Studie nimmt Pflegende und Ärzte in den Blick

15.02.2017
Das Gießener Transmit-Institut beschäftigt sich in seinen Studien mit der Versorgung schwerstkranker und sterbender Menschen.  Foto: Krüper

Das Gießener Transmit-Institut beschäftigt sich in seinen Studien mit der Versorgung schwerstkranker und sterbender Menschen.  Foto: Krüper

In einer neuen Studie will das Gießener Transmit-Institut die Menschen in den Blick nehmen, die sich in Heimen und Krankenhäusern um schwerkranke und sterbende Bewohner kümmern.

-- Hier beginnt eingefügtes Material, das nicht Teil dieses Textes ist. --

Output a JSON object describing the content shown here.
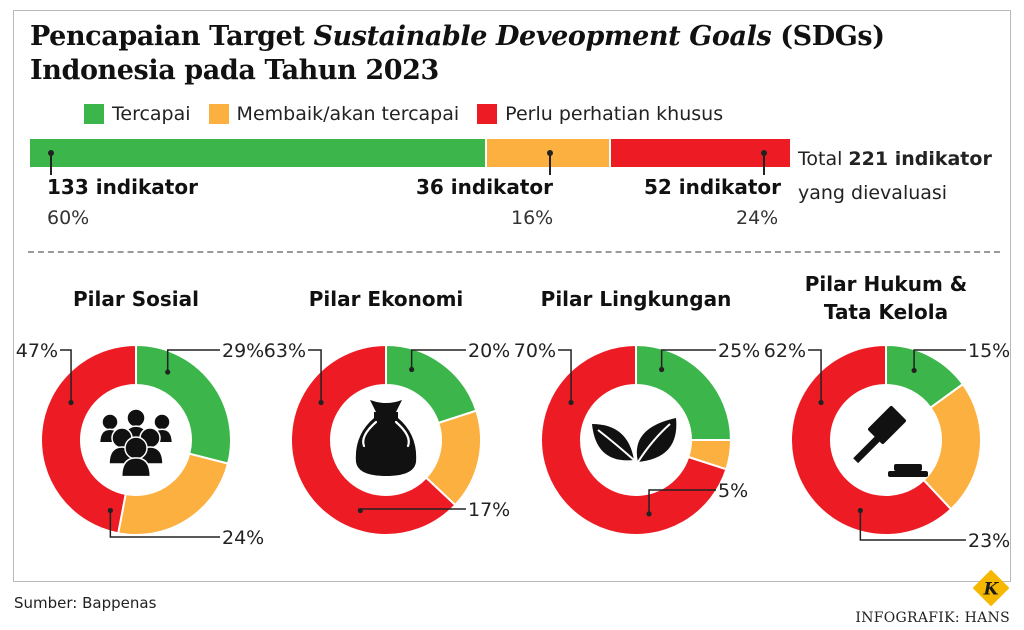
{
  "title": {
    "part1": "Pencapaian Target ",
    "part2": "Sustainable Deveopment Goals",
    "part3": " (SDGs) Indonesia pada Tahun 2023"
  },
  "legend": [
    {
      "label": "Tercapai",
      "color": "#3cb54a"
    },
    {
      "label": "Membaik/akan tercapai",
      "color": "#fbb040"
    },
    {
      "label": "Perlu perhatian khusus",
      "color": "#ed1c24"
    }
  ],
  "total": {
    "prefix": "Total",
    "bold": "221 indikator",
    "suffix": "yang dievaluasi"
  },
  "chart_data": [
    {
      "type": "bar",
      "stacked": true,
      "categories": [
        "Tercapai",
        "Membaik/akan tercapai",
        "Perlu perhatian khusus"
      ],
      "values": [
        133,
        36,
        52
      ],
      "labels": [
        "133 indikator",
        "36 indikator",
        "52 indikator"
      ],
      "percent_labels": [
        "60%",
        "16%",
        "24%"
      ]
    },
    {
      "type": "pie",
      "donut": true,
      "title": "Pilar Sosial",
      "icon": "people-icon",
      "slices": [
        {
          "label": "29%",
          "value": 29
        },
        {
          "label": "24%",
          "value": 24
        },
        {
          "label": "47%",
          "value": 47
        }
      ]
    },
    {
      "type": "pie",
      "donut": true,
      "title": "Pilar Ekonomi",
      "icon": "money-bag-icon",
      "slices": [
        {
          "label": "20%",
          "value": 20
        },
        {
          "label": "17%",
          "value": 17
        },
        {
          "label": "63%",
          "value": 63
        }
      ]
    },
    {
      "type": "pie",
      "donut": true,
      "title": "Pilar Lingkungan",
      "icon": "leaves-icon",
      "slices": [
        {
          "label": "25%",
          "value": 25
        },
        {
          "label": "5%",
          "value": 5
        },
        {
          "label": "70%",
          "value": 70
        }
      ]
    },
    {
      "type": "pie",
      "donut": true,
      "title_lines": [
        "Pilar Hukum &",
        "Tata Kelola"
      ],
      "icon": "gavel-icon",
      "slices": [
        {
          "label": "15%",
          "value": 15
        },
        {
          "label": "23%",
          "value": 23
        },
        {
          "label": "62%",
          "value": 62
        }
      ]
    }
  ],
  "source": "Sumber: Bappenas",
  "credit": "INFOGRAFIK: HANS",
  "logo_letter": "K"
}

Mit seinen sogenannten  Gießener Sterbe-Studien hatte das Transmit-Institut unter der Leitung des Organisationswissenschaftlers Prof. Wolfgang George sich bereits mit der Versorgungsqualität von schwerst- und sterbenskranken Menschen in Pflegeheimen, Krankenhäusern und Hospizen beschäftigt. Gerade die Heime hatten eher schlecht abgeschnitten.

Nun nimmt das Forscher-Team die Situation der Mitarbeiter in den Blick, die für die Betreuung Sterbender zuständig sind. In der neuen Studie sollen nähere Informationen zu ihrer beruflichen Sozialisation gewonnen werden. Damit verbunden ist auch das Ziel, Empfehlungen zu entwickeln, wie die berufliche Identitätsbildung der Helfenden bestmöglich unterstützt werden kann. Die Studienergebnisse sollen beim 5. Gießener Kongress am 20. November 2017 präsentiert werden.